Category Archives: Cleaning products

cleaning products on market and tips on how to use them

Cleaning products: what to use

You just joined a Domestic Cleaning agency and they have told you that you will need to provide the cleaning products yourself. Where do you start?

Everyone can get a little bit paranoid on the supermarket shelves trying to decide if the citrus-super-lime scale remover is better than the paradise-ocean-fragrance-bleach. All those chemicals with ammonium quaternary compounds or phthalates or who-knows-what that look like mini atomic bombs in colourful bottles.

It is always good to start thinking about what it is more important for you: sparkling clean or environmentally friendly? You actually have three choices in regards to cleaning products: conventional cleaning products, green or environmentally friendly products, and traditional products.

Conventional cleaning chemicals are available to customers with almost no information about their potential consequences for human health. Still there are thousands of customers willing to buy those products so they can have the most glimmering house at all costs. Some of these cleaning products have been proofed to cause occupational asthma as well as other allergies and derived illnesses.

This may be the main reason for a growing number of people willing to switch their cleaning products for a better alternative.

Still indecisive? Let me give you some facts.

 The only chemicals that green or environmentally products cannot match in terms of strength are those that contain chlorine, such as bleach. In those cases, the green products need a little bit more of manual help (yes, scrubbing).

Another fact: You do not need chemicals to clean (not kidding). These cleaning products that we often buy make the domestic cleaning task easier, but not better.
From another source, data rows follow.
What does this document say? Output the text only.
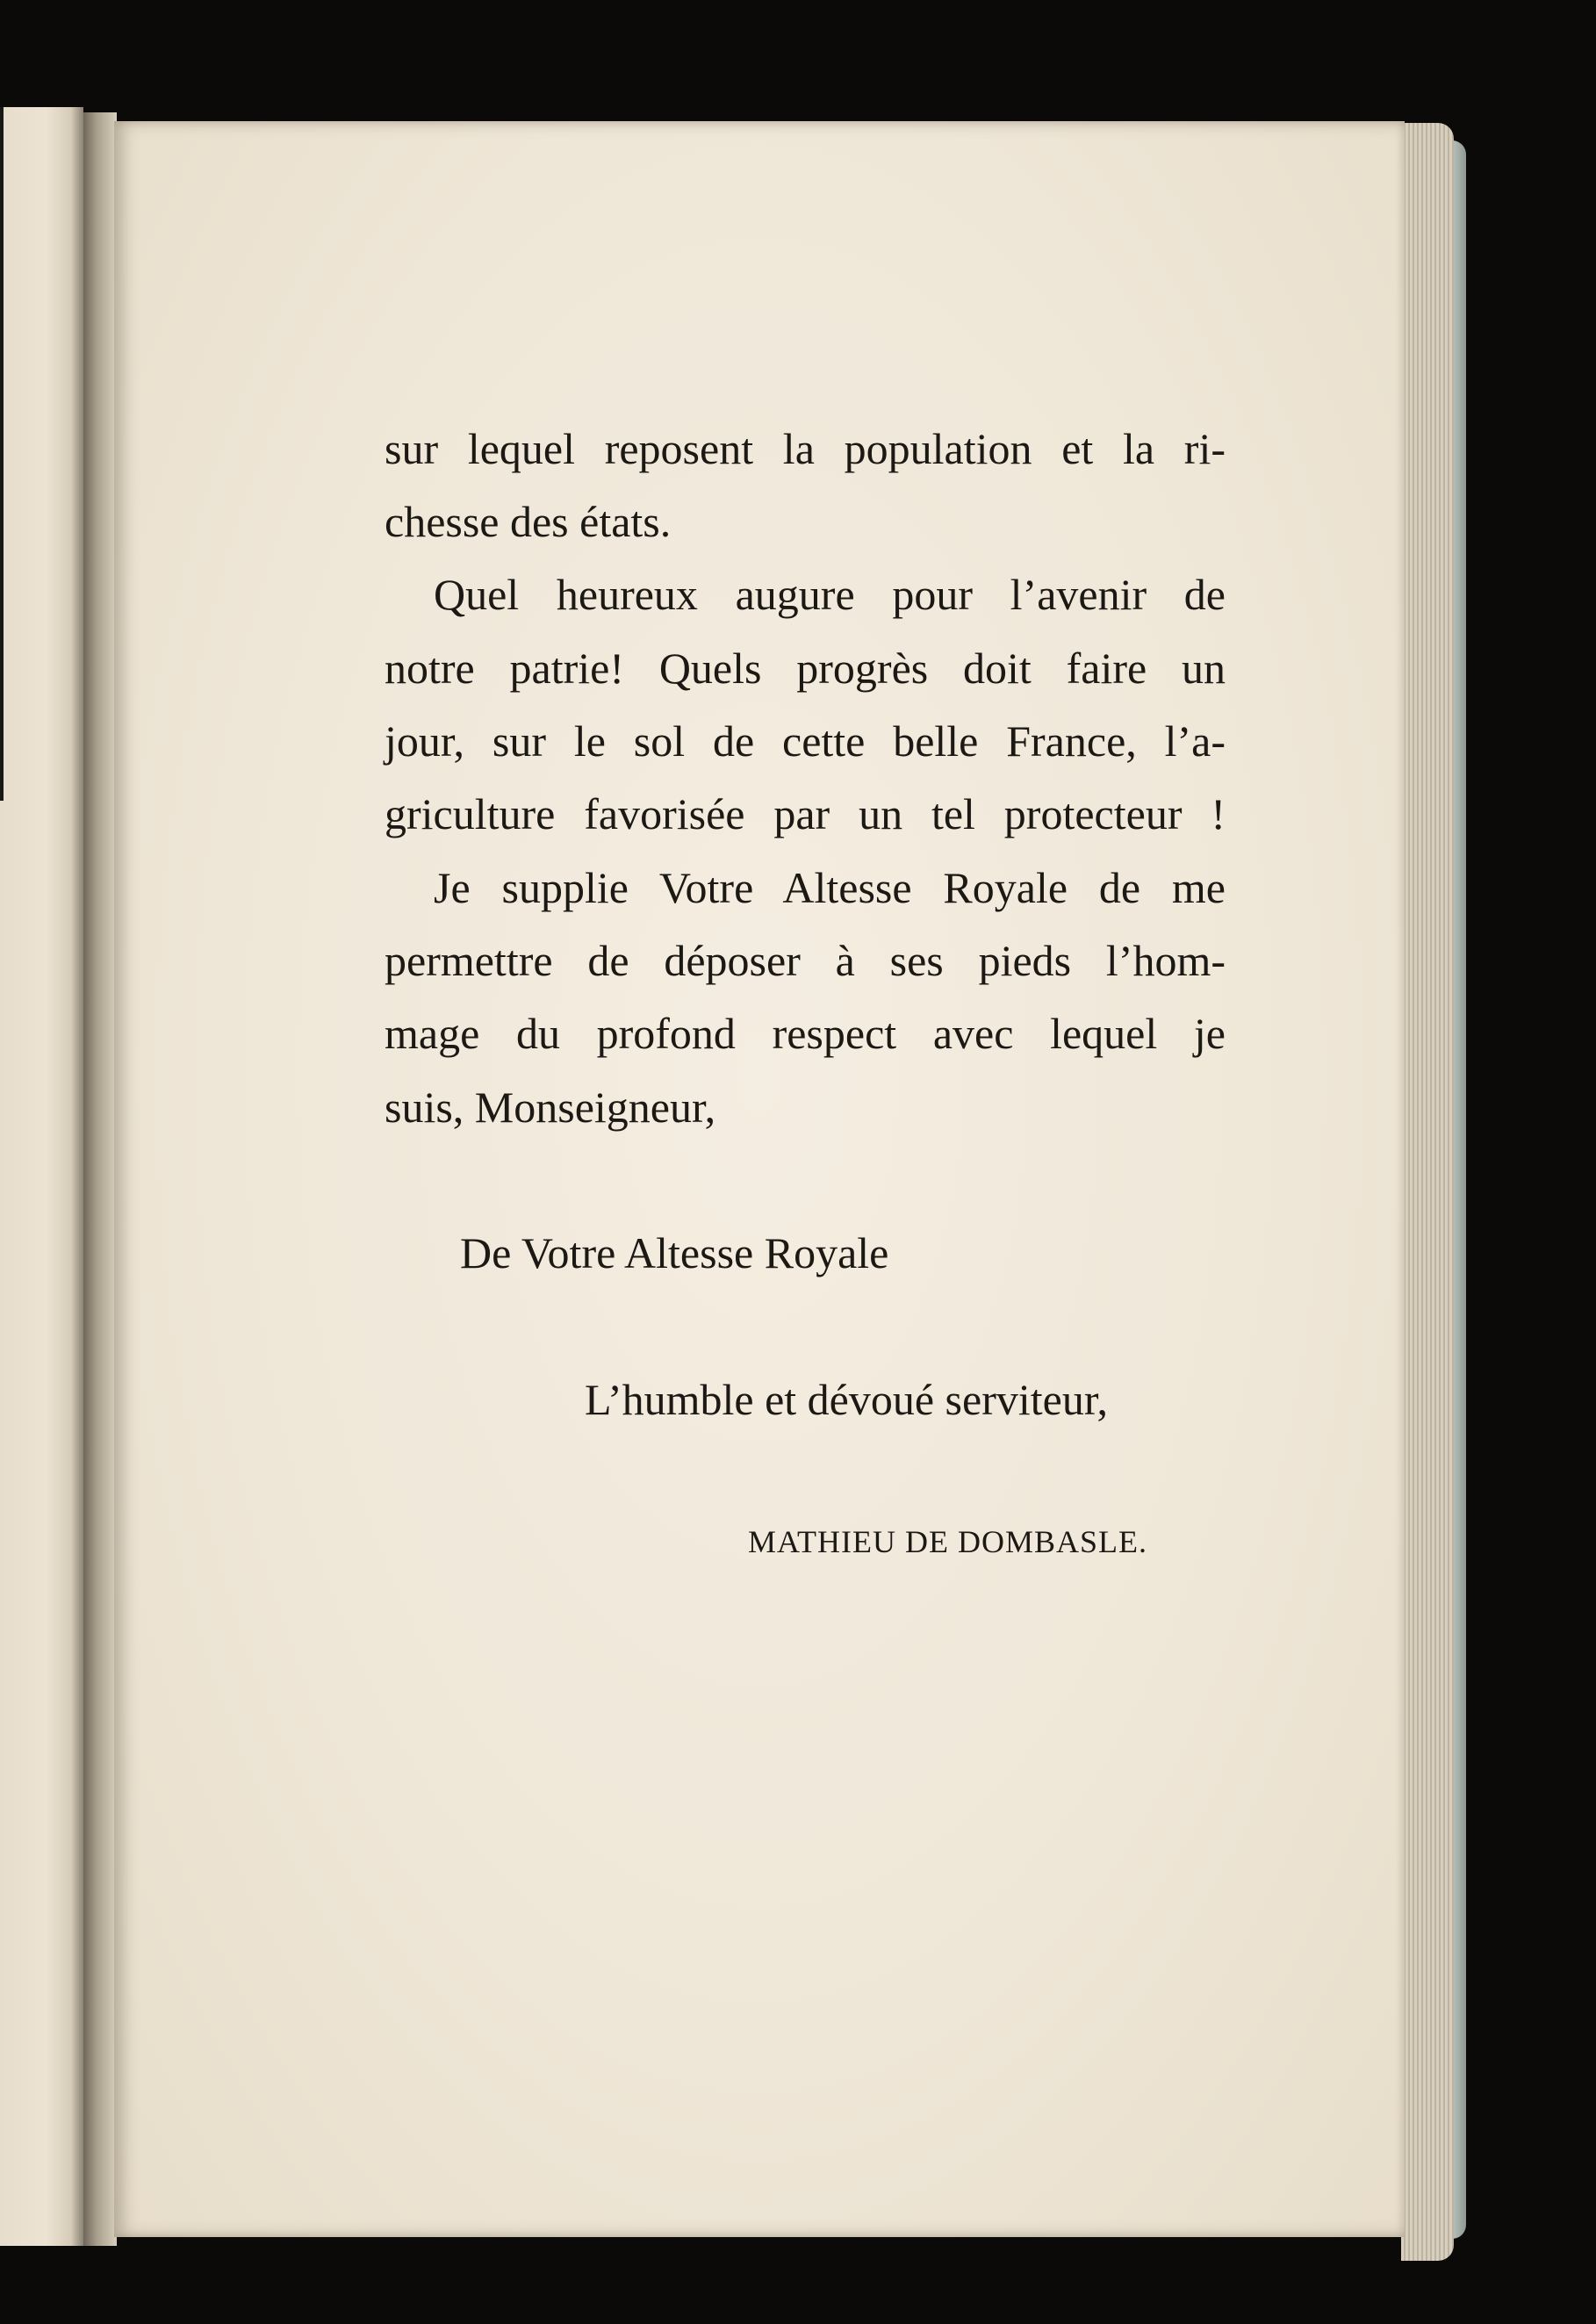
sur lequel reposent la population et la ri-
chesse des états.
Quel heureux augure pour l’avenir de
notre patrie! Quels progrès doit faire un
jour, sur le sol de cette belle France, l’a-
griculture favorisée par un tel protecteur !
Je supplie Votre Altesse Royale de me
permettre de déposer à ses pieds l’hom-
mage du profond respect avec lequel je
suis, Monseigneur,
De Votre Altesse Royale
L’humble et dévoué serviteur,
MATHIEU DE DOMBASLE.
In fact, the well known e-cloth will leave your windows even more sparkling than a conventional window cleaner.

Last fact (an old one): My grandmother used to say that “a person is not cleaner because they clean a lot but because he or she tries not to make everything dirty”. What a truth! Obviously it will take you longer to clean the cooker if you leave it full of sticky grease, debris and rests of food for one month instead of wiping it every day.
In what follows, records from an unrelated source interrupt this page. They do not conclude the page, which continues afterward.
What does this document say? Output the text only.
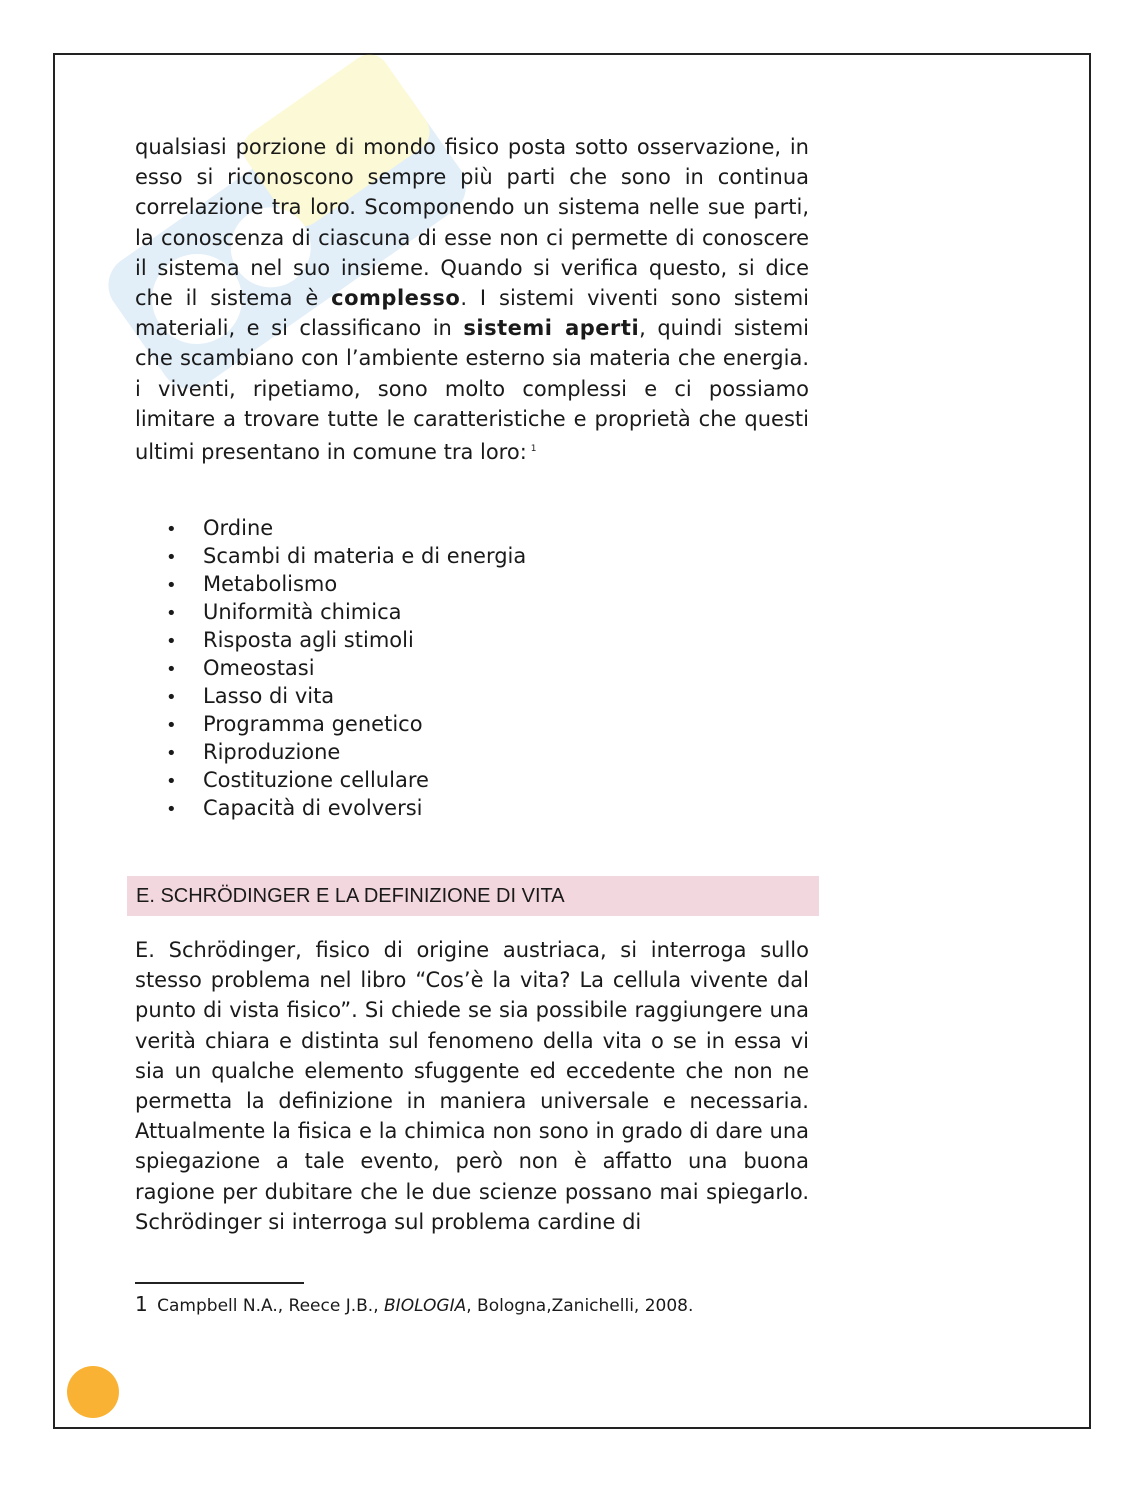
qualsiasi porzione di mondo fisico posta sotto osservazione, in esso si riconoscono sempre più parti che sono in continua correlazione tra loro. Scomponendo un sistema nelle sue parti, la conoscenza di ciascuna di esse non ci permette di conoscere il sistema nel suo insieme. Quando si verifica questo, si dice che il sistema è complesso. I sistemi viventi sono sistemi materiali, e si classificano in sistemi aperti, quindi sistemi che scambiano con l’ambiente esterno sia materia che energia. i viventi, ripetiamo, sono molto complessi e ci possiamo limitare a trovare tutte le caratteristiche e proprietà che questi ultimi presentano in comune tra loro: $^1$

• Ordine
• Scambi di materia e di energia
• Metabolismo
• Uniformità chimica
• Risposta agli stimoli
• Omeostasi
• Lasso di vita
• Programma genetico
• Riproduzione
• Costituzione cellulare
• Capacità di evolversi
E. SCHRÖDINGER E LA DEFINIZIONE DI VITA

E. Schrödinger, fisico di origine austriaca, si interroga sullo stesso problema nel libro “Cos’è la vita? La cellula vivente dal punto di vista fisico”. Si chiede se sia possibile raggiungere una verità chiara e distinta sul fenomeno della vita o se in essa vi sia un qualche elemento sfuggente ed eccedente che non ne permetta la definizione in maniera universale e necessaria. Attualmente la fisica e la chimica non sono in grado di dare una spiegazione a tale evento, però non è affatto una buona ragione per dubitare che le due scienze possano mai spiegarlo. Schrödinger si interroga sul problema cardine di

1 Campbell N.A., Reece J.B., BIOLOGIA, Bologna,Zanichelli, 2008.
The good news are that to change your domestic cleaner into an “environment freaky”  you do not need to force her into mixing up pastes and solutions to clean the toilet bowl. You can always switch to the environmentally friendly chemicals we mentioned before.
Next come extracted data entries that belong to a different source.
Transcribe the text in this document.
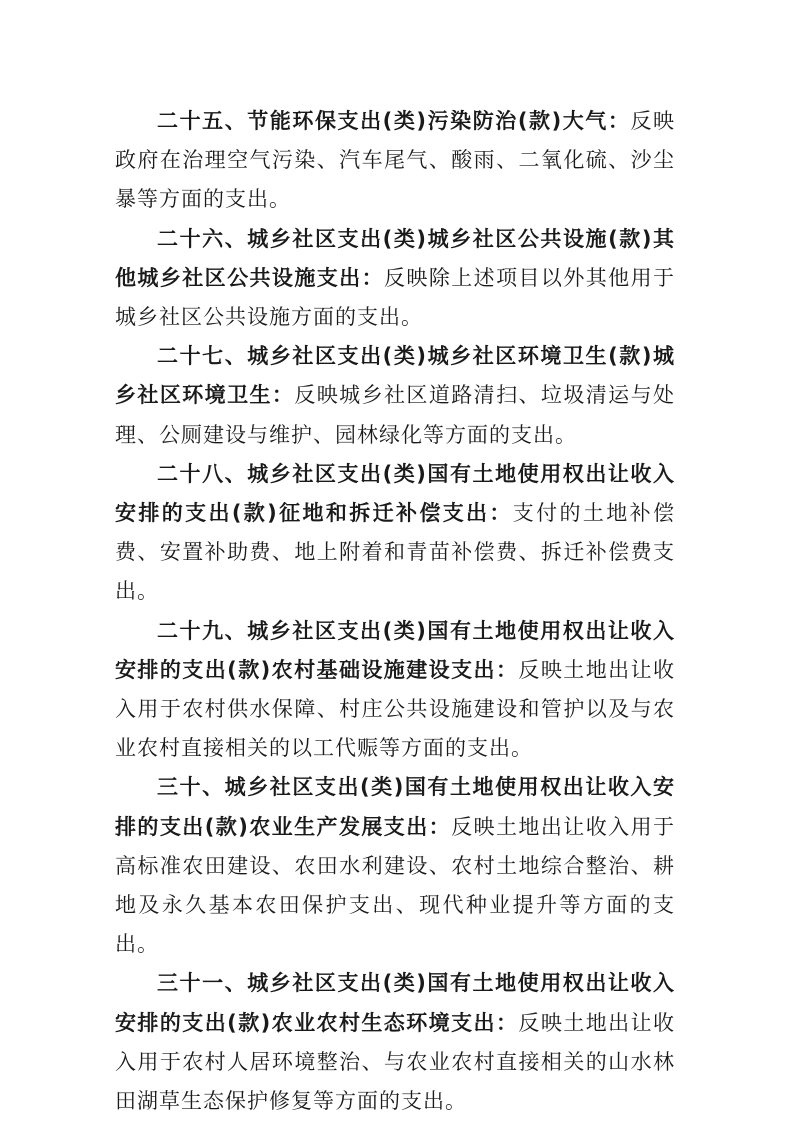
二十五、节能环保支出(类)污染防治(款)大气：反映政府在治理空气污染、汽车尾气、酸雨、二氧化硫、沙尘暴等方面的支出。

二十六、城乡社区支出(类)城乡社区公共设施(款)其他城乡社区公共设施支出：反映除上述项目以外其他用于城乡社区公共设施方面的支出。

二十七、城乡社区支出(类)城乡社区环境卫生(款)城乡社区环境卫生：反映城乡社区道路清扫、垃圾清运与处理、公厕建设与维护、园林绿化等方面的支出。

二十八、城乡社区支出(类)国有土地使用权出让收入安排的支出(款)征地和拆迁补偿支出：支付的土地补偿费、安置补助费、地上附着和青苗补偿费、拆迁补偿费支出。

二十九、城乡社区支出(类)国有土地使用权出让收入安排的支出(款)农村基础设施建设支出：反映土地出让收入用于农村供水保障、村庄公共设施建设和管护以及与农业农村直接相关的以工代赈等方面的支出。

三十、城乡社区支出(类)国有土地使用权出让收入安排的支出(款)农业生产发展支出：反映土地出让收入用于高标准农田建设、农田水利建设、农村土地综合整治、耕地及永久基本农田保护支出、现代种业提升等方面的支出。

三十一、城乡社区支出(类)国有土地使用权出让收入安排的支出(款)农业农村生态环境支出：反映土地出让收入用于农村人居环境整治、与农业农村直接相关的山水林田湖草生态保护修复等方面的支出。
Still not convince about the prices of those so called “green products”? Then maybe you can think about buying conventional cleaning products on a more conscientious way. Let us see how.

Just a bottle of washing up liquid will do the trick, at the end of the day we do not have our daily showers with bleach and antibacterial soap! Why do we need to do differently for our house?

If you feel  that buying only washing up liquid is too drastic a change and still find the need to buy more than one bottle of don’t-remember-the-name super cleaning chemical, then go with the basic ones: general cleaner, lime scale remover and a polisher (if needed). This way you will reduce your exposure (and your domestic cleaner’s exposure) to unnecessary strong chemicals.

Your domestic cleaner can help you a lot on deciding which chemical is the best, as she has the knowledge of years of house cleaning. Most probably if you ask her she will choose, by experience, the softest chemicals on the market. At the end of the day deciding which chemical to buy is not about which product is the best but how we use it.